Human Trials
A Case for Fewer eCRF Fields
Too many fields in an eCRF slow everything down. Thoughtful restraint can reduce burden, improve data quality, and speed up your study.
The instinct to capture “everything just in case” is common, but it creates unnecessary noise. A bloated eCRF slows data entry, increases site burden, and produces datasets no one has time to fully explore.

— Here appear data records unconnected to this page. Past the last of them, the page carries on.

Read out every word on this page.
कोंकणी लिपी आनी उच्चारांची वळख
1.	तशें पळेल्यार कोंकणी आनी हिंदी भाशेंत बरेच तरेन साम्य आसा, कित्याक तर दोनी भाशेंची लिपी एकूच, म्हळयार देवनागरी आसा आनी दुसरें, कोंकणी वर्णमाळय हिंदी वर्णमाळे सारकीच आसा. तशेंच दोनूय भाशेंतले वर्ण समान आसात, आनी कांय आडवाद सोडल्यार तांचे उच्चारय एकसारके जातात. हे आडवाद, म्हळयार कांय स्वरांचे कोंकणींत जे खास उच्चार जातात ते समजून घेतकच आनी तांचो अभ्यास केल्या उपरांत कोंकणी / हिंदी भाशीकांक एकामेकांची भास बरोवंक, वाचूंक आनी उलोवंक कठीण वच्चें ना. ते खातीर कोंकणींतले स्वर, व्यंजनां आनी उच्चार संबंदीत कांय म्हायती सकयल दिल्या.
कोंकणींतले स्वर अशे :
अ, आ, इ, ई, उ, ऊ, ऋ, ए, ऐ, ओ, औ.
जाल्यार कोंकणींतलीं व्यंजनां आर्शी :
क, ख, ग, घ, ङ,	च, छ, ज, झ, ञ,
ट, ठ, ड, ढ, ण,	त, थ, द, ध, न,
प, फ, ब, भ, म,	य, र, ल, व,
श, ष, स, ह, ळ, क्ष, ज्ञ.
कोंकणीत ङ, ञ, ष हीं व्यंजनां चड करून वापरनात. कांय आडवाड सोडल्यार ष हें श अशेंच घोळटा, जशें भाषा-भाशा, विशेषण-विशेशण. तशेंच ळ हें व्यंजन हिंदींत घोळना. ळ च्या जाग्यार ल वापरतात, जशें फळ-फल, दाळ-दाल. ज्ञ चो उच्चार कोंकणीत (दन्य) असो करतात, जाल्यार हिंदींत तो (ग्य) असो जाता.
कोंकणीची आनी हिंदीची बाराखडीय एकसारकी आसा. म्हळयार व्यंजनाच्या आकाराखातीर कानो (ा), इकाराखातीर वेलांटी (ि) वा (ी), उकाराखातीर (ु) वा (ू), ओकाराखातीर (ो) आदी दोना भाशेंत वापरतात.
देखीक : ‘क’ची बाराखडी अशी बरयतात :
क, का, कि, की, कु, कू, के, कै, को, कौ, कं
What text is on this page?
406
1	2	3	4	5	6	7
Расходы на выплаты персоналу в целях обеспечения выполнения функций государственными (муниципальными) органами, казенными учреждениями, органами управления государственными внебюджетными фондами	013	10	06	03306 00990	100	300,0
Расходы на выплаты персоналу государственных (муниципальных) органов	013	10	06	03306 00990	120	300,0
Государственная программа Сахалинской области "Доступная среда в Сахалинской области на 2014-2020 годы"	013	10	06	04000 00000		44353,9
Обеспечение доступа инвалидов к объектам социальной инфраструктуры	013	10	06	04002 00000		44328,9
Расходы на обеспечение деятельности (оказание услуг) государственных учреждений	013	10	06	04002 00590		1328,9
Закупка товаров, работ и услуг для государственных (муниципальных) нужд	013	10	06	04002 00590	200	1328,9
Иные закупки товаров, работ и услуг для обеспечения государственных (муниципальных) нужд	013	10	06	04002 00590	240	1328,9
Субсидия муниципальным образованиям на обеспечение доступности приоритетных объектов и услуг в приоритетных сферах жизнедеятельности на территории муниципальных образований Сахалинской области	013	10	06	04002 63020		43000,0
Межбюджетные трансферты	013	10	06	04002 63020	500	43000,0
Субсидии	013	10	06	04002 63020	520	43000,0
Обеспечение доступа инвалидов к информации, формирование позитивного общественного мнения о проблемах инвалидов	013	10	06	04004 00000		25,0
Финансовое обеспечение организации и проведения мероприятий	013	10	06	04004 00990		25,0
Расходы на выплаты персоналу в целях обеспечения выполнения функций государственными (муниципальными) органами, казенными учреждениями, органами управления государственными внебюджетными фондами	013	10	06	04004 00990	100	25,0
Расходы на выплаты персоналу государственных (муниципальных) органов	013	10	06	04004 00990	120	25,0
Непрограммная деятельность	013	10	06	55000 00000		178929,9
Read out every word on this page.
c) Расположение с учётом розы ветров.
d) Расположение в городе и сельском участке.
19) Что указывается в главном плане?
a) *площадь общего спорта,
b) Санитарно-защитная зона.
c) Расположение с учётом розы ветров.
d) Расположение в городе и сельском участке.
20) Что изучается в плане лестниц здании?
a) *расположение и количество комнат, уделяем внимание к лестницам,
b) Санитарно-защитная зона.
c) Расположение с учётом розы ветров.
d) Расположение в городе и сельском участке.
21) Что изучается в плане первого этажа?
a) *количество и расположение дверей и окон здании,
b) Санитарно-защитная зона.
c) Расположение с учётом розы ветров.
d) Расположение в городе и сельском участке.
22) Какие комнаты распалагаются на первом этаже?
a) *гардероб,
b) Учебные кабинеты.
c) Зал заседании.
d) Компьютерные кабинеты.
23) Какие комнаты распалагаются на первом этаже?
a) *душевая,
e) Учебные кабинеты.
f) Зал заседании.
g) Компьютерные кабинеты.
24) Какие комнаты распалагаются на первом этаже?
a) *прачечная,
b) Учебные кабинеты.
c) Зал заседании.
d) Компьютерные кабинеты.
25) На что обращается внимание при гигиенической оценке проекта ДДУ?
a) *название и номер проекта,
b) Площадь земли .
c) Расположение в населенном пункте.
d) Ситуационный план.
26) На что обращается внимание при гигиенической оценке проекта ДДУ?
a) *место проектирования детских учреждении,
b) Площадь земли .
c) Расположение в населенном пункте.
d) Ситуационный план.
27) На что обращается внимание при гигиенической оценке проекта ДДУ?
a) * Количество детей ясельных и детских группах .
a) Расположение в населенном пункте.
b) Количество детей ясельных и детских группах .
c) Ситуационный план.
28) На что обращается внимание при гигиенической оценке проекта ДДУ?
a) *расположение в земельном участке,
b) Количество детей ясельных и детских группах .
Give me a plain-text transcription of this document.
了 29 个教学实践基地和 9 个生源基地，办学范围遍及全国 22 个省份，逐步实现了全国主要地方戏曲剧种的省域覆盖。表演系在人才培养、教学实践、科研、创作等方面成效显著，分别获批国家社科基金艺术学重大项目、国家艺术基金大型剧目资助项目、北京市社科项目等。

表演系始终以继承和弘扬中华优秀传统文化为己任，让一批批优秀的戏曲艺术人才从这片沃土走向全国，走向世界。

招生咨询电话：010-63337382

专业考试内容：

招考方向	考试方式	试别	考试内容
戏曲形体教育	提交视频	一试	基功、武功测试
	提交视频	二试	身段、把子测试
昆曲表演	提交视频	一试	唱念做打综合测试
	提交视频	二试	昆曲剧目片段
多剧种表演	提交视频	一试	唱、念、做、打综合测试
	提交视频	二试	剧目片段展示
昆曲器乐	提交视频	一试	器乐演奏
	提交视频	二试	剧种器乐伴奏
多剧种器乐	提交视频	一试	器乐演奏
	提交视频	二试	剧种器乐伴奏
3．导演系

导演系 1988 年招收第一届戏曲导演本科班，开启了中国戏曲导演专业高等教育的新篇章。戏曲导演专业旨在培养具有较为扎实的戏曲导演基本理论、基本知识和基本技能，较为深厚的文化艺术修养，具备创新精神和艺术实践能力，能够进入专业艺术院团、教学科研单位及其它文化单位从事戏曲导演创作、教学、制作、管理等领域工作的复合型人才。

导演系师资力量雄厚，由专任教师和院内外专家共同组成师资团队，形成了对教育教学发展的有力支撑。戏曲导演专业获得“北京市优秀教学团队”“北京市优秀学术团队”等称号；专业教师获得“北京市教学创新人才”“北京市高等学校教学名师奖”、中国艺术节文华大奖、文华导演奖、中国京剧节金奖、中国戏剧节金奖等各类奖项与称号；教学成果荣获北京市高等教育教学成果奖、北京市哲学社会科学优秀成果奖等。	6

This post makes the argument for restraint.
Why It Happens
- Different stakeholders each request “just a few” fields
- Safety, efficacy, exploratory, and operational metrics blur together
- Legacy forms are reused without pruning
- No one wants to be the person who says no
But over time, this adds up to hundreds of fields, many of which are sparsely completed or poorly defined.
Real Costs
- More training: Sites need to learn what each field means
- More queries: Incomplete or inconsistent entries trigger review
- More monitoring effort: Each field adds surface area for review
- More participant friction: If the fields are collected during a visit, it extends the interaction unnecessarily
What to Do Instead
- Categorise fields before finalising: core, important, exploratory
- Map each field to a planned analysis or process
- Ask what will happen if that field is missing - and if the answer is “probably nothing,” cut it
- Pilot on real users - do they understand what is being asked? Can they complete it consistently?
Smaller eCRFs are easier to complete, easier to clean, and easier to lock. They encourage clearer thinking, more focused endpoints, and faster turnaround.
Sometimes less data really is more useful.